The charges in this case dated back to 2013, when the United States Department of Justice announced that Total was the subject of the first coordinated action by French and U.S. law enforcement in a major foreign bribery case. In brief, according to the Justice Department, in 1995 Total sought to re-enter the Iranian oil and gas market by attempting to obtain a contract with the National Iranian Oil Company to develop the Sirri A and E oil and gas fields. Eventually, between 1995 and 2004, at the direction of an Iranian official later identified as Medhi Hashemi Rafsanjani (the son of Iran’s former president Akbar Hashemi Rafsanjani), Total corruptly made approximately $60 million in bribe payments for the purpose of inducing the Iranian official to use his influence in connection with Total’s efforts to obtain and retain lucrative oil rights in the Sirri A and E and South Pars oil and gas fields.
In 2013, in coordinated enforcement actions, the Justice Department concluded a deferred prosecution agreement with Total that involved Total’s payment of a $245.2 million monetary penalty to resolve Foreign Corrupt Practices Act charges, the United States Securities and Exchange Commission entered a cease-and-desist order against Total that required Total to pay an additional $153 million in disgorgement and prejudgment interest, and French authorities stated “that they had requested that Total, Total’s Chairman and Chief Executive Officer, and two additional individuals be referred to the Criminal Court for violations of French law, including France’s foreign bribery law.”

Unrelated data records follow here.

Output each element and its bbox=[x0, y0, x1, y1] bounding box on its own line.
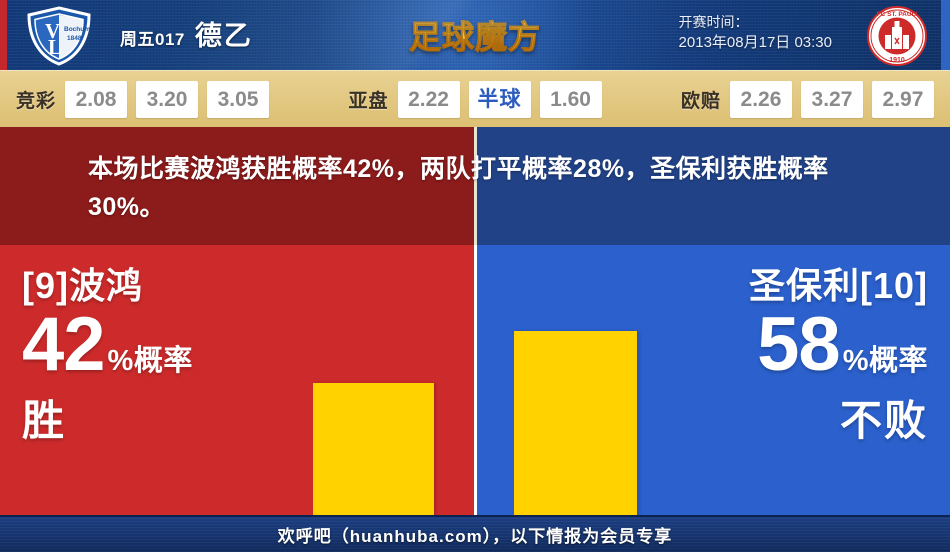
brand-logo: 足球魔方 bbox=[408, 12, 541, 58]
away-stats-block: 圣保利[10] 58 %概率 不败 bbox=[749, 267, 928, 448]
odds-cell-home[interactable]: 2.22 bbox=[397, 81, 460, 118]
header-bar: V L Bochum 1848 FC ST. PAULI 1910 周五017 bbox=[0, 0, 950, 70]
kickoff-value: 2013年08月17日 03:30 bbox=[678, 34, 832, 52]
odds-group-label: 竞彩 bbox=[16, 91, 57, 112]
home-probability-line: 42 %概率 bbox=[22, 301, 193, 387]
away-probability-value: 58 bbox=[757, 301, 841, 387]
home-probability-unit: %概率 bbox=[107, 344, 193, 377]
odds-cell-away[interactable]: 2.97 bbox=[871, 81, 934, 118]
home-stats-block: [9]波鸿 42 %概率 胜 bbox=[22, 267, 193, 448]
svg-text:FC ST. PAULI: FC ST. PAULI bbox=[877, 11, 918, 18]
odds-cell-away[interactable]: 1.60 bbox=[539, 81, 602, 118]
odds-bar: 竞彩 2.08 3.20 3.05 亚盘 2.22 半球 1.60 欧赔 2.2… bbox=[0, 70, 950, 129]
summary-right-background bbox=[476, 127, 950, 245]
odds-cell-home[interactable]: 2.08 bbox=[65, 81, 128, 118]
panel-divider bbox=[474, 245, 477, 517]
odds-cell-draw[interactable]: 3.27 bbox=[800, 81, 863, 118]
odds-group-oupei: 欧赔 2.26 3.27 2.97 bbox=[681, 81, 934, 118]
home-team-name: [9]波鸿 bbox=[22, 265, 143, 306]
summary-divider bbox=[474, 127, 477, 245]
kickoff-label: 开赛时间： bbox=[678, 14, 749, 30]
probability-chart: [9]波鸿 42 %概率 胜 圣保利[10] 58 %概率 不败 bbox=[0, 245, 950, 517]
match-round-label: 周五017 bbox=[120, 30, 185, 49]
odds-cell-away[interactable]: 3.05 bbox=[207, 81, 270, 118]
header-right-blue-stripe bbox=[941, 0, 950, 70]
match-meta: 周五017 德乙 bbox=[120, 14, 253, 53]
bar-away-probability bbox=[514, 331, 637, 517]
fc-st-pauli-crest: FC ST. PAULI 1910 bbox=[866, 5, 928, 70]
odds-group-yapan: 亚盘 2.22 半球 1.60 bbox=[348, 81, 602, 118]
vfl-bochum-crest: V L Bochum 1848 bbox=[22, 5, 96, 70]
home-probability-value: 42 bbox=[22, 301, 106, 387]
summary-left-background bbox=[0, 127, 476, 245]
odds-group-label: 欧赔 bbox=[680, 91, 721, 112]
bar-home-probability bbox=[313, 382, 434, 517]
footer-bar: 欢呼吧（huanhuba.com），以下情报为会员专享 bbox=[0, 515, 950, 552]
odds-group-label: 亚盘 bbox=[348, 91, 389, 112]
header-left-red-stripe bbox=[0, 0, 7, 70]
match-league-label: 德乙 bbox=[194, 21, 253, 51]
odds-cell-draw[interactable]: 3.20 bbox=[136, 81, 199, 118]
away-team-name: 圣保利[10] bbox=[748, 265, 928, 306]
svg-text:L: L bbox=[48, 35, 62, 59]
svg-text:1910: 1910 bbox=[889, 57, 905, 64]
kickoff-block: 开赛时间： 2013年08月17日 03:30 bbox=[679, 12, 832, 54]
away-outcome-label: 不败 bbox=[839, 396, 928, 444]
footer-text: 欢呼吧（huanhuba.com），以下情报为会员专享 bbox=[277, 527, 673, 546]
away-probability-line: 58 %概率 bbox=[749, 301, 928, 387]
odds-cell-home[interactable]: 2.26 bbox=[729, 81, 792, 118]
summary-text: 本场比赛波鸿获胜概率42%，两队打平概率28%，圣保利获胜概率30%。 bbox=[88, 155, 829, 221]
svg-text:Bochum: Bochum bbox=[64, 26, 90, 33]
home-outcome-label: 胜 bbox=[22, 396, 67, 444]
summary-banner: 本场比赛波鸿获胜概率42%，两队打平概率28%，圣保利获胜概率30%。 bbox=[0, 127, 950, 245]
away-probability-unit: %概率 bbox=[842, 344, 928, 377]
odds-cell-handicap[interactable]: 半球 bbox=[468, 81, 531, 118]
odds-group-jingcai: 竞彩 2.08 3.20 3.05 bbox=[16, 81, 270, 118]
svg-text:V: V bbox=[45, 19, 60, 43]
svg-text:1848: 1848 bbox=[67, 35, 82, 42]
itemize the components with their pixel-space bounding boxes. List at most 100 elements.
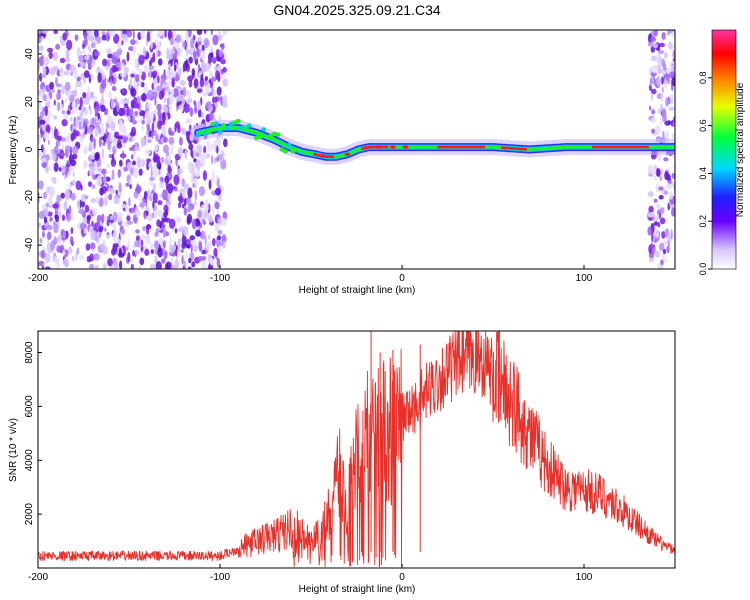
noise-speck	[99, 197, 104, 205]
noise-speck	[222, 95, 228, 106]
ridge-blob	[246, 123, 252, 128]
noise-speck	[180, 128, 187, 135]
noise-speck	[90, 117, 97, 126]
heatmap-y-tick-label: 20	[24, 96, 35, 108]
colorbar-tick-label: 0.8	[698, 72, 708, 85]
noise-speck	[56, 194, 62, 203]
noise-speck	[169, 48, 176, 55]
noise-speck	[223, 138, 228, 148]
noise-speck	[671, 77, 675, 86]
noise-speck	[107, 48, 110, 54]
noise-speck	[55, 43, 61, 50]
noise-speck	[161, 217, 168, 222]
noise-speck	[137, 95, 141, 105]
noise-speck	[82, 217, 87, 224]
noise-speck	[89, 107, 92, 116]
noise-speck	[210, 76, 215, 84]
noise-speck	[210, 175, 215, 183]
noise-speck	[44, 252, 51, 264]
noise-speck	[212, 34, 219, 46]
noise-speck	[43, 66, 47, 77]
noise-speck	[139, 202, 146, 208]
noise-speck	[658, 195, 664, 200]
noise-speck	[82, 120, 87, 129]
noise-speck	[156, 219, 161, 228]
noise-speck	[167, 112, 171, 120]
noise-speck	[180, 45, 183, 53]
noise-speck	[220, 43, 225, 50]
noise-speck	[661, 32, 666, 40]
noise-speck	[148, 163, 153, 168]
noise-speck	[125, 182, 130, 187]
noise-speck	[199, 77, 205, 88]
noise-speck	[118, 182, 122, 194]
noise-speck	[107, 53, 113, 59]
noise-speck	[185, 238, 192, 245]
noise-speck	[75, 180, 82, 191]
noise-speck	[658, 49, 664, 55]
noise-speck	[48, 51, 53, 60]
noise-speck	[72, 129, 77, 140]
noise-speck	[157, 120, 162, 130]
noise-speck	[191, 218, 196, 230]
heatmap-noise-layer	[38, 30, 675, 269]
noise-speck	[90, 73, 94, 81]
noise-speck	[90, 91, 94, 99]
noise-speck	[69, 64, 76, 73]
noise-speck	[201, 62, 207, 73]
noise-speck	[654, 164, 657, 170]
noise-speck	[42, 86, 45, 97]
noise-speck	[49, 81, 55, 90]
noise-speck	[657, 153, 661, 162]
noise-speck	[134, 249, 140, 255]
noise-speck	[111, 85, 117, 92]
noise-speck	[195, 229, 201, 237]
noise-speck	[70, 192, 76, 201]
noise-speck	[157, 209, 164, 218]
noise-speck	[189, 107, 194, 117]
noise-speck	[186, 213, 193, 224]
noise-speck	[66, 160, 70, 166]
noise-speck	[171, 257, 174, 266]
noise-speck	[90, 42, 96, 49]
noise-speck	[79, 111, 83, 120]
noise-speck	[650, 242, 653, 249]
noise-speck	[141, 93, 147, 102]
noise-speck	[100, 80, 107, 90]
noise-speck	[84, 55, 89, 61]
noise-speck	[76, 247, 80, 255]
noise-speck	[661, 86, 664, 93]
noise-speck	[664, 171, 669, 181]
noise-speck	[117, 169, 122, 178]
noise-speck	[183, 261, 187, 266]
noise-speck	[132, 249, 135, 257]
ridge-blob	[264, 135, 270, 140]
noise-speck	[152, 183, 157, 191]
noise-speck	[222, 67, 227, 73]
noise-speck	[216, 235, 222, 241]
noise-speck	[61, 103, 64, 112]
noise-speck	[132, 263, 135, 269]
noise-speck	[174, 123, 177, 133]
noise-speck	[209, 259, 215, 266]
noise-speck	[82, 92, 87, 99]
noise-speck	[85, 243, 91, 251]
noise-speck	[170, 89, 175, 97]
snr-y-tick-label: 8000	[24, 341, 35, 364]
noise-speck	[666, 245, 670, 254]
noise-speck	[218, 49, 224, 57]
noise-speck	[66, 39, 73, 51]
ridge-peak-dot	[344, 152, 351, 157]
noise-speck	[656, 213, 660, 221]
noise-speck	[117, 41, 122, 49]
noise-speck	[113, 33, 120, 44]
noise-speck	[175, 95, 182, 102]
colorbar-tick-label: 0.4	[698, 167, 708, 180]
snr-y-tick-label: 4000	[24, 449, 35, 472]
noise-speck	[84, 204, 90, 213]
noise-speck	[41, 265, 45, 269]
noise-speck	[191, 261, 196, 268]
noise-speck	[163, 204, 169, 213]
noise-speck	[174, 241, 177, 247]
noise-speck	[38, 101, 42, 111]
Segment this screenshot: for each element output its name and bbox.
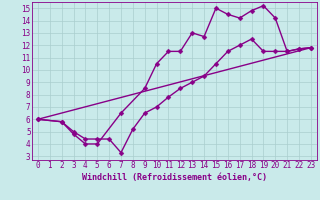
X-axis label: Windchill (Refroidissement éolien,°C): Windchill (Refroidissement éolien,°C)	[82, 173, 267, 182]
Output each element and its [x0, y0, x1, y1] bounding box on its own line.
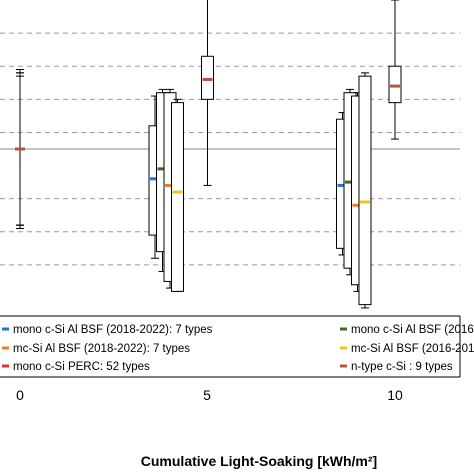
box-plot [201, 0, 214, 186]
legend-label: mono c-Si Al BSF (2016-201 [351, 324, 474, 336]
gridlines [0, 32, 460, 266]
x-tick-label-0: 0 [16, 387, 24, 403]
legend-label: mono c-Si PERC: 52 types [13, 361, 150, 373]
box-plot [358, 72, 372, 309]
box-series [15, 0, 402, 309]
box-plot [171, 98, 184, 292]
legend-label: mc-Si Al BSF (2018-2022): 7 types [13, 343, 190, 355]
legend-item: mc-Si Al BSF (2018-2022): 7 types [2, 343, 190, 355]
legend-label: mono c-Si Al BSF (2018-2022): 7 types [13, 324, 213, 336]
box-plot [388, 0, 402, 140]
box-plot [15, 69, 25, 226]
x-axis-title: Cumulative Light-Soaking [kWh/m²] [141, 453, 377, 469]
legend: mono c-Si Al BSF (2018-2022): 7 types mon… [0, 315, 474, 378]
legend-item: mc-Si Al BSF (2016-201 [340, 343, 474, 355]
legend-item: n-type c-Si : 9 types [340, 361, 453, 373]
x-tick-label-10: 10 [387, 387, 403, 403]
iqr-box [201, 55, 214, 100]
iqr-box [358, 75, 372, 306]
x-tick-label-5: 5 [203, 387, 211, 403]
iqr-box [388, 65, 402, 104]
legend-label: n-type c-Si : 9 types [351, 361, 453, 373]
legend-item: mono c-Si Al BSF (2016-201 [340, 324, 474, 336]
iqr-box [171, 102, 184, 292]
legend-item: mono c-Si PERC: 52 types [2, 361, 150, 373]
legend-item: mono c-Si Al BSF (2018-2022): 7 types [2, 324, 213, 336]
legend-label: mc-Si Al BSF (2016-201 [351, 343, 474, 355]
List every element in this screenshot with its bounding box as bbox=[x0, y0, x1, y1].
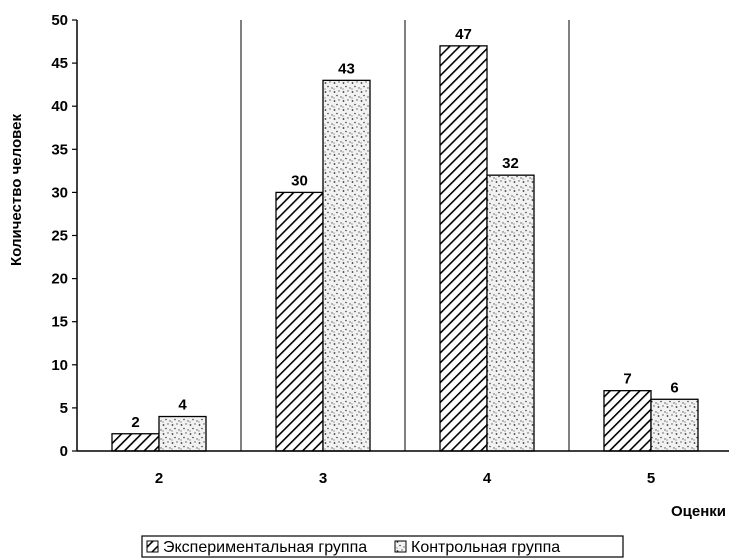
x-axis-title: Оценки bbox=[671, 503, 726, 520]
y-tick-label: 20 bbox=[51, 271, 68, 288]
legend-swatch-experimental bbox=[146, 540, 159, 553]
x-tick-label: 5 bbox=[647, 470, 655, 487]
legend: Экспериментальная группа Контрольная гру… bbox=[141, 535, 624, 558]
bar-experimental bbox=[275, 191, 324, 452]
y-tick-label: 35 bbox=[51, 141, 68, 158]
y-tick-label: 50 bbox=[51, 12, 68, 29]
bar-experimental bbox=[603, 390, 652, 452]
y-tick-label: 40 bbox=[51, 98, 68, 115]
data-label: 43 bbox=[338, 60, 355, 77]
y-tick-label: 0 bbox=[60, 443, 68, 460]
category-separators bbox=[240, 20, 570, 451]
y-tick-label: 30 bbox=[51, 184, 68, 201]
data-label: 47 bbox=[455, 26, 472, 43]
x-tick-label: 2 bbox=[155, 470, 163, 487]
bar-experimental bbox=[111, 433, 160, 452]
bar-control bbox=[322, 79, 371, 452]
y-tick-label: 25 bbox=[51, 228, 68, 245]
legend-box bbox=[141, 535, 624, 558]
bar-control bbox=[650, 398, 699, 452]
y-axis-title: Количество человек bbox=[8, 114, 25, 266]
bars bbox=[111, 45, 699, 452]
x-tick-label: 4 bbox=[483, 470, 492, 487]
x-tick-label: 3 bbox=[319, 470, 327, 487]
y-tick-label: 10 bbox=[51, 357, 68, 374]
y-tick-label: 45 bbox=[51, 55, 68, 72]
data-label: 6 bbox=[670, 379, 678, 396]
data-label: 7 bbox=[623, 371, 631, 388]
data-label: 2 bbox=[131, 414, 139, 431]
bar-control bbox=[158, 415, 207, 452]
x-axis-ticks: 2 3 4 5 bbox=[155, 470, 655, 487]
bar-control bbox=[486, 174, 535, 452]
y-tick-label: 15 bbox=[51, 314, 68, 331]
bar-experimental bbox=[439, 45, 488, 452]
legend-label-control: Контрольная группа bbox=[411, 539, 560, 556]
y-tick-label: 5 bbox=[60, 400, 68, 417]
data-label: 30 bbox=[291, 172, 308, 189]
data-labels: 2 4 30 43 47 32 7 6 bbox=[131, 26, 678, 431]
data-label: 32 bbox=[502, 155, 519, 172]
legend-swatch-control bbox=[394, 540, 407, 553]
y-axis-ticks: 0 5 10 15 20 25 30 35 40 45 50 bbox=[51, 12, 77, 460]
legend-label-experimental: Экспериментальная группа bbox=[163, 539, 367, 556]
data-label: 4 bbox=[178, 397, 187, 414]
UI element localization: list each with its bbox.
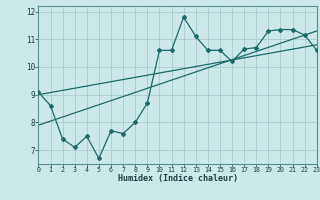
X-axis label: Humidex (Indice chaleur): Humidex (Indice chaleur) — [118, 174, 238, 183]
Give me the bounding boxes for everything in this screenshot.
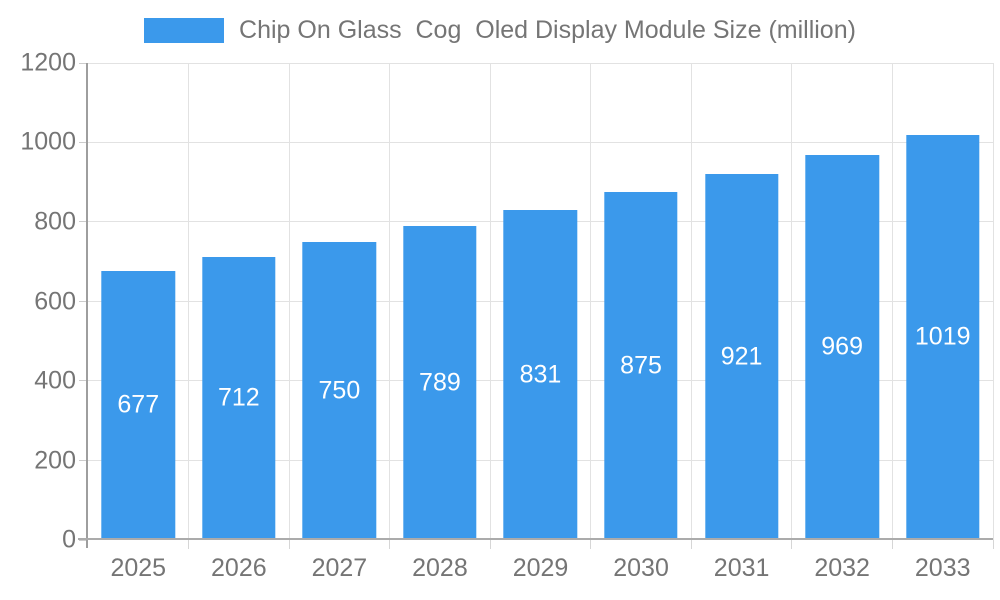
x-tick-label-2028: 2028 — [412, 554, 468, 582]
gridline-x-6 — [690, 63, 692, 540]
bar-cell-2031: 921 — [691, 63, 792, 540]
bar-2029[interactable]: 831 — [503, 209, 578, 540]
bar-cell-2033: 1019 — [892, 63, 993, 540]
y-tick-1200 — [79, 62, 88, 64]
y-tick-600 — [79, 301, 88, 302]
x-tick-label-2026: 2026 — [211, 554, 267, 582]
y-axis-labels: 0 200 400 600 800 1000 1200 — [0, 50, 76, 552]
gridline-x-9 — [992, 63, 994, 540]
bar-cell-2028: 789 — [390, 63, 491, 540]
y-tick-200 — [79, 460, 88, 461]
bar-value-label-2029: 831 — [519, 360, 562, 389]
x-axis-line — [78, 538, 993, 540]
gridline-x-1 — [188, 63, 190, 540]
gridline-x-8 — [891, 63, 893, 540]
bar-cell-2027: 750 — [289, 63, 390, 540]
x-tick-6 — [690, 540, 692, 549]
x-tick-8 — [891, 540, 893, 549]
gridline-y-1000 — [88, 141, 993, 143]
y-tick-label-200: 200 — [34, 446, 76, 474]
x-axis-labels: 2025 2026 2027 2028 2029 2030 2031 2032 2033 — [88, 556, 993, 586]
gridline-x-3 — [389, 63, 391, 540]
bar-cell-2032: 969 — [792, 63, 893, 540]
x-tick-label-2027: 2027 — [311, 554, 368, 582]
x-tick-1 — [188, 540, 190, 549]
y-tick-label-400: 400 — [34, 366, 76, 395]
x-tick-label-2033: 2033 — [914, 554, 971, 582]
y-tick-0 — [79, 539, 88, 541]
bar-value-label-2031: 921 — [720, 342, 763, 371]
x-tick-label-2029: 2029 — [512, 554, 569, 582]
plot-area: 677 712 750 789 831 875 921 969 1019 — [78, 62, 994, 549]
gridline-x-4 — [489, 63, 491, 540]
y-tick-label-0: 0 — [62, 525, 76, 554]
y-tick-400 — [79, 380, 88, 382]
x-tick-5 — [590, 540, 592, 549]
x-tick-label-2032: 2032 — [814, 554, 870, 582]
bar-2027[interactable]: 750 — [302, 241, 377, 540]
gridline-y-1200 — [88, 62, 993, 64]
bar-value-label-2030: 875 — [620, 351, 662, 380]
bar-cell-2025: 677 — [88, 63, 189, 540]
bar-2026[interactable]: 712 — [202, 256, 276, 540]
bar-value-label-2027: 750 — [318, 376, 361, 405]
bar-cell-2026: 712 — [189, 63, 290, 540]
bar-value-label-2033: 1019 — [914, 322, 971, 351]
bar-value-label-2028: 789 — [419, 368, 461, 397]
bar-2025[interactable]: 677 — [101, 270, 175, 540]
gridline-x-5 — [590, 63, 592, 540]
y-tick-label-600: 600 — [34, 287, 76, 315]
gridline-x-7 — [791, 63, 793, 540]
bar-2028[interactable]: 789 — [403, 226, 477, 540]
x-tick-9 — [992, 540, 994, 549]
x-tick-7 — [791, 540, 793, 549]
bar-2030[interactable]: 875 — [604, 192, 678, 540]
bar-2033[interactable]: 1019 — [906, 134, 980, 540]
legend-swatch-icon — [144, 17, 225, 43]
bar-cell-2029: 831 — [490, 63, 591, 540]
y-tick-label-1000: 1000 — [20, 127, 76, 156]
bar-value-label-2025: 677 — [117, 390, 160, 419]
x-tick-label-2030: 2030 — [613, 554, 669, 582]
chart-legend: Chip On Glass Cog Oled Display Module Si… — [0, 14, 1000, 46]
bar-value-label-2032: 969 — [821, 332, 863, 361]
bar-2032[interactable]: 969 — [805, 154, 879, 540]
gridline-x-2 — [288, 63, 290, 540]
y-tick-label-800: 800 — [34, 207, 76, 236]
y-tick-1000 — [79, 141, 88, 143]
y-axis-line — [86, 63, 88, 548]
y-tick-800 — [79, 221, 88, 223]
bar-value-label-2026: 712 — [217, 383, 260, 412]
bar-cell-2030: 875 — [591, 63, 692, 540]
x-tick-4 — [489, 540, 491, 549]
x-tick-label-2031: 2031 — [713, 554, 770, 582]
x-tick-3 — [389, 540, 391, 549]
legend-label: Chip On Glass Cog Oled Display Module Si… — [239, 15, 856, 44]
legend-item[interactable]: Chip On Glass Cog Oled Display Module Si… — [144, 15, 856, 44]
x-tick-2 — [288, 540, 290, 549]
y-tick-label-1200: 1200 — [20, 48, 76, 77]
x-tick-label-2025: 2025 — [110, 554, 167, 582]
bar-2031[interactable]: 921 — [704, 173, 779, 540]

Since then, Total’s Chief Executive Officer (CEO), Christophe de Margerie, died in an airplane crash, and Total’s current Chairman and CEO Patrick Pouyanne recently stated that none of the other individuals under investigation were still living. Total had contested the prosecution on the basis “that the payments had been necessary to ensure the success of the French bid” and “that, since the bribes were paid outside France, the case had no place before a French court.”
After the fine, which one media report characterized as “symbolic,” Pouyanne stated that Total would not pursue the matter further, “given the specific circumstances of this case, which has been already judged in the U.S. and in which none of the individuals can defend themselves.” He added that anyone who knew de Margerie “knows that he would never be involved in any type of corruption.”
Note: The French Criminal Court’s fine is indeed symbolic, in two unfortunate respects. First, while the court undoubtedly was well aware that Total had already paid nearly $400 million to U.S. authorities to resolve related charges, those payments pertained specifically to violations of United States criminal and civil law. By levying a fine equivalent to 0.0038 percent of Total’s alleged $150 million in profits from the scheme, or 0.000054 percent of Total’s 2017 adjusted net income of $10.6 billion , the court conveyed the strong impression that it regarded Total’s violation of French criminal law as unworthy of anything more than a token sanction.
Second, the court’s token fine also could be construed as a tacit endorsement of Total’s assertion that foreign bribery was necessary to ensure the success of its bid. Such an argument is contrary to the letter and the spirit of anti-corruption conventions that France has ratified as well as various national anti-corruption laws (including France’s 2016 Sapin II legislation), and deserves to be given short shrift in future French prosecutions under Sapin II.